Les forces peshmergas s'emparèrent de 60 fusils Kalachnikov, 30 autres fusils, un mortier de 82 mm, un mortier de 60 mm, deux mitrailleuses Degtyarev, deux radios et d'autres équipements militaires. Il est à noter que seulement 50 combattants peshmergas participèrent à cette bataille. Ils parvinrent à anéantir une compagnie de commandos entière. Après cet affrontement et plusieurs autres, les espoirs du gouvernement de parvenir à une solution militaire s'amenuisèrent, et il se tourna vers le dialogue et les négociations. Il en résulta l'accord du 11 mars 1970.


Sources :

1- Shawkat Mela Ismail Hassan, que Dieu ait pitié de luiSHORSHEY EYLOOL, Chahi, Holler, 2007.
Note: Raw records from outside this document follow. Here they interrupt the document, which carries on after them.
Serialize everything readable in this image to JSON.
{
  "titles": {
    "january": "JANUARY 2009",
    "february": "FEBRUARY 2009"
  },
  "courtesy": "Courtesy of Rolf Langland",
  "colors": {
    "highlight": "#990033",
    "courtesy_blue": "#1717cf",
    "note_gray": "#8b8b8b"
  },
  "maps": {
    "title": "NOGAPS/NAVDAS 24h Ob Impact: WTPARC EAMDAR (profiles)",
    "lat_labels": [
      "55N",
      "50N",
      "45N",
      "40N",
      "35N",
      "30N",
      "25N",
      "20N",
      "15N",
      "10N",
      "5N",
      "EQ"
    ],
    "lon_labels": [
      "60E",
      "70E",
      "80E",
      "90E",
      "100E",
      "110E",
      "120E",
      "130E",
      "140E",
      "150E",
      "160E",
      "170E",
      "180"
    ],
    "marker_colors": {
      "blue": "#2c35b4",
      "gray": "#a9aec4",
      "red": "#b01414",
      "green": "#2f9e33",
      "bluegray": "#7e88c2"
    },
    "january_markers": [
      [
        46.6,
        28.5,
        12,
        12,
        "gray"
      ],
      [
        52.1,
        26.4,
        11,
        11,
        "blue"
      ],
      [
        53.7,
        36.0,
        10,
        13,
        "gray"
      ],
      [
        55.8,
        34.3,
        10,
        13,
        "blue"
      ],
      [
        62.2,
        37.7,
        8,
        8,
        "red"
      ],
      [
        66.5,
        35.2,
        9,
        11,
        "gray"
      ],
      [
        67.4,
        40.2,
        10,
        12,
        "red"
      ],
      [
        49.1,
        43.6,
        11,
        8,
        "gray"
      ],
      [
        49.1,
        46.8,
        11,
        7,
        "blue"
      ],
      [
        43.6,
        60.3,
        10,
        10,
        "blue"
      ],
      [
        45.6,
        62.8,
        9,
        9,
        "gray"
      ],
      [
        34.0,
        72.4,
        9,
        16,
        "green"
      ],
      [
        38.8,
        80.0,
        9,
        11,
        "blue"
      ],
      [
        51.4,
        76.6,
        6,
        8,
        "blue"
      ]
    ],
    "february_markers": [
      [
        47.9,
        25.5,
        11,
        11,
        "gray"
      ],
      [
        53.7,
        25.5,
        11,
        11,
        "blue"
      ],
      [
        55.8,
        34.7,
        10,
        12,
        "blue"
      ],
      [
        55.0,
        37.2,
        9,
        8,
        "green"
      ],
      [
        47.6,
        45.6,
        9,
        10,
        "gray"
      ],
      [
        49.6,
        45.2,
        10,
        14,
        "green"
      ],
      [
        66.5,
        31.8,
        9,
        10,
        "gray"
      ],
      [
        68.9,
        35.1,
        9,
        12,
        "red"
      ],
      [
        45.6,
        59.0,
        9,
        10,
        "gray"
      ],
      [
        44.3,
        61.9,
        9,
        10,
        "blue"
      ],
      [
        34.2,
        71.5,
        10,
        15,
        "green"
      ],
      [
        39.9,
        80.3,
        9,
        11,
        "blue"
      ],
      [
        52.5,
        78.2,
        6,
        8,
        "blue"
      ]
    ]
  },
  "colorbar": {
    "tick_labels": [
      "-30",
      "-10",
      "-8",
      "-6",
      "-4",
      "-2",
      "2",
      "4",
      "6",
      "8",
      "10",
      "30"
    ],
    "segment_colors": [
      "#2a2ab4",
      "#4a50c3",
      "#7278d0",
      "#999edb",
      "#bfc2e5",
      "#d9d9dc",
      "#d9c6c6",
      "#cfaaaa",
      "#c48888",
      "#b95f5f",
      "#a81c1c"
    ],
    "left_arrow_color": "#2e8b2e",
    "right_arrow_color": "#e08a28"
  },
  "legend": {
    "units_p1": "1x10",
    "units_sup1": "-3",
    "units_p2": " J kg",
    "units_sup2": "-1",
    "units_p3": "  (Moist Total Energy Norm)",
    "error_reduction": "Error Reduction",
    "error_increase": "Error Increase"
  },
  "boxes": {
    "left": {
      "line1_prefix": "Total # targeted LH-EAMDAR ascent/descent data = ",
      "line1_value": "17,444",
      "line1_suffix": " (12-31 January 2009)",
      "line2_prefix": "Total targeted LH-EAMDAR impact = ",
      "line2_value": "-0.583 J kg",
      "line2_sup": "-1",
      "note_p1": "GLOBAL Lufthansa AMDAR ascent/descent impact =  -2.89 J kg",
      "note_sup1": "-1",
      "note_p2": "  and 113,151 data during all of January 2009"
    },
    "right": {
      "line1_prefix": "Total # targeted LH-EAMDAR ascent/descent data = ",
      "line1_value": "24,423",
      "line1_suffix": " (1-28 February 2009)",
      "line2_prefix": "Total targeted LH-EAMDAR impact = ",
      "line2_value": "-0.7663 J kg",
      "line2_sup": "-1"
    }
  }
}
2- Omer Oosman, Zhiyani Kurdik, Chapkhani Mokrian, Chapi Doom, Holler, 2008.

3- Masoud Barzani, Barzani et son épouse, Ezgari Khwazi Kurd, Barghi Seyyim, au nom de Dieu, SHORSHEY EYLOOL1961-1975, Chap Khany, Ministère des Affaires étrangères, Chapı, Holler, 2004.

4- Hawkar Karim Hama Sharif, SHORSHEY EYLOOL, Chapkhani Zangi Silahdin, Chapi, Holler, 2012.

5- Ibrahim Jalal, Kurdistan Bashouri SHORSHEY EYLOOLBenyadnan et Hetkanden 1961-1975, Chapı, 2021.

6- Mon nom est généreux, je t'aime tellement SHORSHEY EYLOOLDa, Chapkhani Khabat, Dehk 1999.

7- Ibrahim Khalil Ahmed et Jaafar Abbas Hamidi, Histoire contemporaine de l'Irak, Mossoul, 1989.